Basın tarihinde bazı yayınlar vardır ki sadece bir gazete olmaktan öteye geçer. Kendi ekolünü, kendi kültürünü oluşturur. Günaydın Gazetesi, işte bu yayınlardan biridir. Kurucusu Haldun Simavi'nin 100. yaşına girdiğini basından öğrenince, bir zamanlar içinde yaşadığım o efsanenin sayfalarını tekrar aralamak istedim.
Türk basınının en icatçı ve yenilikçi isimlerinden biri olan Haldun Simavi, gazetecilikte ezber bozan bir figürdü. Babası Sedat Simavi'nin kurduğu Hürriyet’ten sonra kendi yolunu çizen Haldun Simavi, 1968 yılında Günaydın Gazetesi’ni kurarak Türk basınında bambaşka bir sayfa açtı.

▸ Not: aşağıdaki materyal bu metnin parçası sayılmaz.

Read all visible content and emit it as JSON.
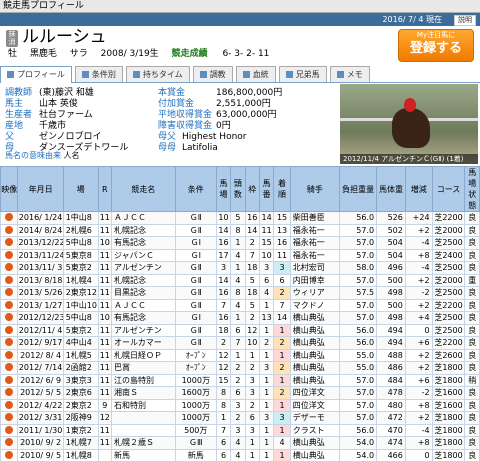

O güne dek siyah-beyaz, sıkıcı mizanpajlarla yayın yapan gazetelere karşılık Günaydın; renkli baskısı, cesur manşetleri, dikkat çekici fotoğrafları ve sade ama çarpıcı diliyle hemen fark oluşturan Haberi kuru bir şekilde vermek yerine, onun arka planını, insani yönünü, perde arkasını araştırır ve okuyucuya öyle sunardı. Televizyonun yaygınlaştığı bir dönemde, basının kendisini farklılaştırması gerektiğini çok erken fark etmişti.
Günaydın sadece bir gazete değil, bir habercilik anlayışıydı. "Haber varsa manşet vardır" anlayışı yerine, "Haberin içinden hikâye çıkar" anlayışı hâkimdi. Kısa, öz, kolay okunabilir haber dili; geniş fotoğraf kullanımı ve farklı sayfa düzeniyle, sadece bilgiyi değil duyguyu da aktaran bir gazeteydi. Okuyucusuyla sıcak bir ilişki kurmayı başarabilen nadir yayınlardandı.
Günaydın kısa sürede Türkiye’nin en çok okunan gazetesi haline geldi. Tirajı zaman zaman 1 milyonu aşıyordu(*). Halkın dilini yakalayabilen, magazinle siyaseti dengeleyen, ama her şeyden önce "sıradan" olanın hikâyesini yazan bir gazeteydi.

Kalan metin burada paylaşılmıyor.